Been researching some modifications for the Weber kettle 22 inch. And the slow n sear caught my eye. Being a tight ass, I decided to make my own. Made out of 10 gauge steel. Holds almost a chimney full of charcoal. Can’t wait to to try it out.


----------



## BKING! (Feb 2, 2019)

Nice! This is what I did. They are 4 fire bricks that cost $12 all together. I should probably put some aluminum foil down on the indirect side but I keep forgetting lol 10 gauge steel should last and last.


----------



## gmc2003 (Feb 2, 2019)

That looks really good Justin, and a perfect fit. Can't wait to see it in action. 

Point for sure.
Chris


----------



## motolife313 (Feb 2, 2019)

Nice fab work! How about sand the rust off the cooking surface tho? Looks like mill scale under the rust. I’ve seen a guy cook on mill scale but I would grind it off myself before eating on it. Then you will be cooking on seasoned steel, have fun with it!


----------



## yankee2bbq (Feb 2, 2019)

Thanks guys.  
Never thought of using firebricks.  Good thinking.  
Chris, thanks, I’m getting ready to use it today!


----------



## Smoke23 (Feb 2, 2019)

Great job on that!


----------



## gmc2003 (Feb 2, 2019)

Let us know how it works. I may have to contract you out to make one for me. I have zero metal fabbing skills.

Chris


----------



## yankee2bbq (Feb 2, 2019)

gmc2003 said:


> Let us know how it works. I may have to contract you out to make one for me. I have zero metal fabbing skills.
> 
> Chris


Deal!  I don’t charge that much!


----------



## HalfSmoked (Feb 2, 2019)

Ok yankee2bbq waiting to see it in action.

Warren


----------



## yankee2bbq (Feb 2, 2019)

motolife313 said:


> Nice fab work! How about sand the rust off the cooking surface tho? Looks like mill scale under the rust. I’ve seen a guy cook on mill scale but I would grind it off myself before eating on it. Then you will be cooking on seasoned steel, have fun with it!

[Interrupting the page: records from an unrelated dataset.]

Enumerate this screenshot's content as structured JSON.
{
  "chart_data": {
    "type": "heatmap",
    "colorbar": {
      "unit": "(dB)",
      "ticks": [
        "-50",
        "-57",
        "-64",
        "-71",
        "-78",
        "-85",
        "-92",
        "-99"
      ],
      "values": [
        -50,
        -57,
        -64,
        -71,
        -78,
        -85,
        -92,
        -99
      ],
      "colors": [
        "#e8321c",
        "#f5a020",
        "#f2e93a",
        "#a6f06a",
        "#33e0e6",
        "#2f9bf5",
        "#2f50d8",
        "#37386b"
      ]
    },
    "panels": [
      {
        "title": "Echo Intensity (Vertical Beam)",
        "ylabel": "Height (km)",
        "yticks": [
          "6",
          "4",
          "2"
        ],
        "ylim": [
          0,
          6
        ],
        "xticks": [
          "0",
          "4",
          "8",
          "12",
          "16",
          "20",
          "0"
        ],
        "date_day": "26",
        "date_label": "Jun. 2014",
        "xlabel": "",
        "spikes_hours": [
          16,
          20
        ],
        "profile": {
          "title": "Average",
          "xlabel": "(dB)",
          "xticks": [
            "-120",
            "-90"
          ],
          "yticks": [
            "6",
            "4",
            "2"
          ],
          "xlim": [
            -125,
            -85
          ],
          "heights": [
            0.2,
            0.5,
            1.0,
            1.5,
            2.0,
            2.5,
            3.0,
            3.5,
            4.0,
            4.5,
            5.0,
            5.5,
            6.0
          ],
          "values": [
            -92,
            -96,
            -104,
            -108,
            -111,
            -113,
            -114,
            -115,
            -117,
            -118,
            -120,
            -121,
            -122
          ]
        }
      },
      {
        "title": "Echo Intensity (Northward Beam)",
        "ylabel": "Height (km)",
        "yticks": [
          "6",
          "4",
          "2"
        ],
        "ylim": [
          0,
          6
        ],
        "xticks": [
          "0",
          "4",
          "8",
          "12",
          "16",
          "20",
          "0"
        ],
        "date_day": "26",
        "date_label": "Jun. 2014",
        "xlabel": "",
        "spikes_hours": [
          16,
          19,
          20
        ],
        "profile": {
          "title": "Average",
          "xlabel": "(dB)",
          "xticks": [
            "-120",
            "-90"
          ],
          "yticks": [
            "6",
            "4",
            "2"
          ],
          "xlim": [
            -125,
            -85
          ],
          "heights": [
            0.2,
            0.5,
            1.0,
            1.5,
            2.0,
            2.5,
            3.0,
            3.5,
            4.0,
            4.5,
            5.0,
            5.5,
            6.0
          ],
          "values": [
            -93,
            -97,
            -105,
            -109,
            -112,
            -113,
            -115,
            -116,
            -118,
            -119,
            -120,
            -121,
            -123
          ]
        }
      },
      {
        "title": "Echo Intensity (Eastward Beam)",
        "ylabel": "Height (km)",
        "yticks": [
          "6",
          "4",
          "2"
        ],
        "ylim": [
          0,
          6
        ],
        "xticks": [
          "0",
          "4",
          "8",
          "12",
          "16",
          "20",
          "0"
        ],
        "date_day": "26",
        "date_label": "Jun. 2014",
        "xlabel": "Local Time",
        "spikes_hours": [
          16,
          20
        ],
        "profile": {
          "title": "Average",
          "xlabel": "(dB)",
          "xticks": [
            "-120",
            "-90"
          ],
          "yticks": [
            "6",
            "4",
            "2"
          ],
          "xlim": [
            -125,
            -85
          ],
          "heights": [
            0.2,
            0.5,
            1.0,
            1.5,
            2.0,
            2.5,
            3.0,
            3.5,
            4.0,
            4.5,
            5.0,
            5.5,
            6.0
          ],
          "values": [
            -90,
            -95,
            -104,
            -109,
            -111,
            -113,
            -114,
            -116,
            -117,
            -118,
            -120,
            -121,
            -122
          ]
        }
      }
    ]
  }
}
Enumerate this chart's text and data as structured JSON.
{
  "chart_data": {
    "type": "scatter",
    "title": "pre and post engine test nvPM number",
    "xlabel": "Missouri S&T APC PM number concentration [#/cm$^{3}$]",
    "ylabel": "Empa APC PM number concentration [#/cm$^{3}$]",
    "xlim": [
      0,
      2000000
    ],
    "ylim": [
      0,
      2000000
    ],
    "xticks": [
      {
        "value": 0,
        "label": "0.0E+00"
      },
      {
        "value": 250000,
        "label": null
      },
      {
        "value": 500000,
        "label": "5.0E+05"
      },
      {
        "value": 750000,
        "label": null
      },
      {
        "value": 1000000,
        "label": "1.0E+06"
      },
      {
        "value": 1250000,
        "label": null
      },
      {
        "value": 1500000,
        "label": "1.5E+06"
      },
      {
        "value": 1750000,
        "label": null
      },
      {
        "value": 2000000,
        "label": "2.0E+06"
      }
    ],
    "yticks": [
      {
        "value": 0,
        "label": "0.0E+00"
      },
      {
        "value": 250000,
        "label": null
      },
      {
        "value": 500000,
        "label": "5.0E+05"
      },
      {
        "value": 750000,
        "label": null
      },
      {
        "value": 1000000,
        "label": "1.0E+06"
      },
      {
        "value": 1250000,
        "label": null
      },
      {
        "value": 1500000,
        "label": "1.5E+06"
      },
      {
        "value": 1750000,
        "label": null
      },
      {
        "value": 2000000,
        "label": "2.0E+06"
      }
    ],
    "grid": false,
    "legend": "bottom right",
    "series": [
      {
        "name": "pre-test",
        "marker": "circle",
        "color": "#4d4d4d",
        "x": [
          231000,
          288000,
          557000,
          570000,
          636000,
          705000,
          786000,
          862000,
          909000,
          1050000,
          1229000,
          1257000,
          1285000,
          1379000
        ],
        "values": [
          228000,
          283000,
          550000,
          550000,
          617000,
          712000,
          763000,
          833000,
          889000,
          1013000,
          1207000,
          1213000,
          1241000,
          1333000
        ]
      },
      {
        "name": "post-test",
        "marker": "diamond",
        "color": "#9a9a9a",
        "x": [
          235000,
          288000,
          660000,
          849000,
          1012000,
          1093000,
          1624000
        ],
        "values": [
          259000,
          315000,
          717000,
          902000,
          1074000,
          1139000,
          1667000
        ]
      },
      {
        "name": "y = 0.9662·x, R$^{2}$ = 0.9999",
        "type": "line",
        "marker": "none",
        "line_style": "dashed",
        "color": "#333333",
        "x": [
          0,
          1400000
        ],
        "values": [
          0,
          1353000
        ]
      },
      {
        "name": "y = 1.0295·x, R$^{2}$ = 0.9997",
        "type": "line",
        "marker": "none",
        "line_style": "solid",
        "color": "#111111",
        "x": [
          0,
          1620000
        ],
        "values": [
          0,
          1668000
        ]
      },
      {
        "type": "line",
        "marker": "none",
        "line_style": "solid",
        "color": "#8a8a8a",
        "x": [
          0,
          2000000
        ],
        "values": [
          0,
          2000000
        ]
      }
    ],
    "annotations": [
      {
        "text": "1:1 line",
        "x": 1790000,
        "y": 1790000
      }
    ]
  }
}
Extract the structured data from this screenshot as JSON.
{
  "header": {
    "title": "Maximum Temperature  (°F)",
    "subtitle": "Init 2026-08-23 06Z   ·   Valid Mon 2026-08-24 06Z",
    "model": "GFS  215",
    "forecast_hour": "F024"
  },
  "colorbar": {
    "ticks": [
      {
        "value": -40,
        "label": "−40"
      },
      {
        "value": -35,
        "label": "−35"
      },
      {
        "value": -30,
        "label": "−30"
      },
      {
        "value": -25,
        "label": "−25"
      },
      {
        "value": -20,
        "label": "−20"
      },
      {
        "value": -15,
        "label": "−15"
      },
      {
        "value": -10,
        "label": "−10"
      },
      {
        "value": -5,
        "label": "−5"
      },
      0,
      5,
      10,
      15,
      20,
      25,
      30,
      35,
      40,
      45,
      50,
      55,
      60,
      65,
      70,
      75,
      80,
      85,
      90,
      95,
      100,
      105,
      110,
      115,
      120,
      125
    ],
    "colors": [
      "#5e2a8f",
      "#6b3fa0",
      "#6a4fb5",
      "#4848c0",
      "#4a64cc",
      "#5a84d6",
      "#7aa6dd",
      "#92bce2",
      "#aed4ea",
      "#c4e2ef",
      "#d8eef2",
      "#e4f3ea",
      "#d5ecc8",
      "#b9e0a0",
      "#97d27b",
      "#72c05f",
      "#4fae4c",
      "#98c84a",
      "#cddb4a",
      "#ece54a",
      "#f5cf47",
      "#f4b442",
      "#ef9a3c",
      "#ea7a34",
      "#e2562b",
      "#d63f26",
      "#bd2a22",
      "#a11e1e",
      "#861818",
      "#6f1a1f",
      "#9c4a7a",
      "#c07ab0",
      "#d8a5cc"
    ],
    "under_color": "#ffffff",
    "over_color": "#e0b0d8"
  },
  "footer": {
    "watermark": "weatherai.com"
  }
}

That is not a cooking surface.  It’s acts like a heat baffle/drip pan.  I did sand and wash in warm soapy water before use.  Then did a trial run yesterday with high heat.


----------



## HalfSmoked (Feb 2, 2019)

Thanks for the like yankee2bbq.

They did not understand that was not the cooking surface?? you put grate over top of it.

Warren


----------